たっぷり数秒間沈黙して薬研くんの表情は伺うと、してやったりと言わんばかりに目を猫のように細めた。


「騙された!!絶望した!!!!」


がっくりと大仰に項垂れて、しかしちょっと残念だと思っちゃった自分に一番がっくりくる。変態か。


「おいおい、いくら俺でも自分の主の前でそんな無体働くわきゃないだろう。」

「その主を騙すのはいいのはアリなの?」

「こうでもしないとずっとだんまりを決め込むつもりだっただろう?」

「・・・・・仰る通りです。

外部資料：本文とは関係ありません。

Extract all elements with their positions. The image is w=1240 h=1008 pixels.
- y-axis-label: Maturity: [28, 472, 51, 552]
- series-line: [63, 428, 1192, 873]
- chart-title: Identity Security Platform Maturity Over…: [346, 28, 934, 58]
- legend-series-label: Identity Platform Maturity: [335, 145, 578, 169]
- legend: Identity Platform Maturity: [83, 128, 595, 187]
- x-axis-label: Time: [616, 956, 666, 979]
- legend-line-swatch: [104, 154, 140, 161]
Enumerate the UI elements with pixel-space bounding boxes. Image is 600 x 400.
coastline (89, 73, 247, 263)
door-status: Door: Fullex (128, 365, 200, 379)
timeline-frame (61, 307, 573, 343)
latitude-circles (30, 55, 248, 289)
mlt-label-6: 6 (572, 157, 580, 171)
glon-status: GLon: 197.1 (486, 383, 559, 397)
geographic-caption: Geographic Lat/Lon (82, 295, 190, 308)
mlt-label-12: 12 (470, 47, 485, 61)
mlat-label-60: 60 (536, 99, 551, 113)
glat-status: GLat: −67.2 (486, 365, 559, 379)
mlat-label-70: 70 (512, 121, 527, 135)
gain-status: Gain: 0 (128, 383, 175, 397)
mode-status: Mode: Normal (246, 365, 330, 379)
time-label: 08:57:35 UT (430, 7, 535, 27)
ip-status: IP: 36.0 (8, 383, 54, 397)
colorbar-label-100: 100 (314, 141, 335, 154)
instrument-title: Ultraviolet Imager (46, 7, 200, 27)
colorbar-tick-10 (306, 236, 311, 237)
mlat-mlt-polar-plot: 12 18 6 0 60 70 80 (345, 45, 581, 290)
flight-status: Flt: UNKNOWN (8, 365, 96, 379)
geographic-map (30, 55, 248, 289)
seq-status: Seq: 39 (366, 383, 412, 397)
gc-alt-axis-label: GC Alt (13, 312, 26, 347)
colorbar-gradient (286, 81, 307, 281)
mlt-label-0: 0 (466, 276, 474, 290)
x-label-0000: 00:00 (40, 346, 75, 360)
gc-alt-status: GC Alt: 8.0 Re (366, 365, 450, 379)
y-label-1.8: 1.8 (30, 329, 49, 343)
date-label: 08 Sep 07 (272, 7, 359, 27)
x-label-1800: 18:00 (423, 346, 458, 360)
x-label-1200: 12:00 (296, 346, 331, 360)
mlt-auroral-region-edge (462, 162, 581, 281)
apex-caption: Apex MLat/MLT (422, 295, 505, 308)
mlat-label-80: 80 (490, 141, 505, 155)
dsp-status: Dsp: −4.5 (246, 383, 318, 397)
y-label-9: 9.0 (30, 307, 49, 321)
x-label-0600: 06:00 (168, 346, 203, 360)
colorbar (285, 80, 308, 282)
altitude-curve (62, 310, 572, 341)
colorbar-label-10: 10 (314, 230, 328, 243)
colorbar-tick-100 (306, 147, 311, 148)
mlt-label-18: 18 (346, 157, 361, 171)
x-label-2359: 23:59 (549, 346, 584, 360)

」


そうだ。
この小さな護衛はその少年のような外見にそぐわず、ずっと老熟しているのだ―――私のちっぽけな生など彼にとっては瞬きの一瞬だろう。

小さな策士にすっかりしてやられた私は、大人しく布団の上で正座をして敗北を認める。


「疲れて寝てるところ起こして悪いな。大将に土産があったから、すぐさま渡したかったんだ。」

「おみやげ?・・・・お菓子とか?」

「いいや、もっとイイモノだ。」


宝物を分け与える子供のように、声を潜めてから端正な顔がふっと微笑む。

手を、と言われ素直に差し出せば気負いもなくするりと薬研くんの指が絡んだ。
触れ合う彼の手袋からは微かに乾いた土の感触がする。


(私とあまり大きさ変わらないな・・・・)


さも自然に絡められる手に、されど不思議と緊張も恥じらいも感じない・・・・むしろ安心する。
体温が低そうな涼やかな容貌に反し、薬研くんの指は布越しでも温かい。生きている。


「指輪を嵌める指にはそれぞれ意味があるの、大将は知ってるか?」

「ううん。知らない。」


指輪を嵌める位置の意味など、せいぜい薬指に嵌めるのが婚約指輪ということくらいか。
絡んでいた指が秘め事のようにそっと私の右手の小指に触れる。


「右手の小指は表現。」


こちらを真っ直ぐに見つめる紫の双眸に射止められたまま、するりと彼の指は私の薬指へ。


「薬指は創造、中指は霊感、人差し指は積極。」


言葉と共に指が踊るように移動し、私は付喪神の託宣を聞く信徒となっていた。
本丸の喧噪はやけに遠く、切り取られた世界の中で密やかに導くその終着は親指へ。


「―――そして親指は指導者。」

「・・・・・指導者。」


端正な顔に誂えられた紫電の瞳が真剣な色を帯びる。

指導者、つまり今の私のことだ。
途端に右手の親指が鉛のように重く感じる―――先程まで自分が指導者としての重責に悩み、苦しみ、そして逃げ出したいと思ってしまったばかりに。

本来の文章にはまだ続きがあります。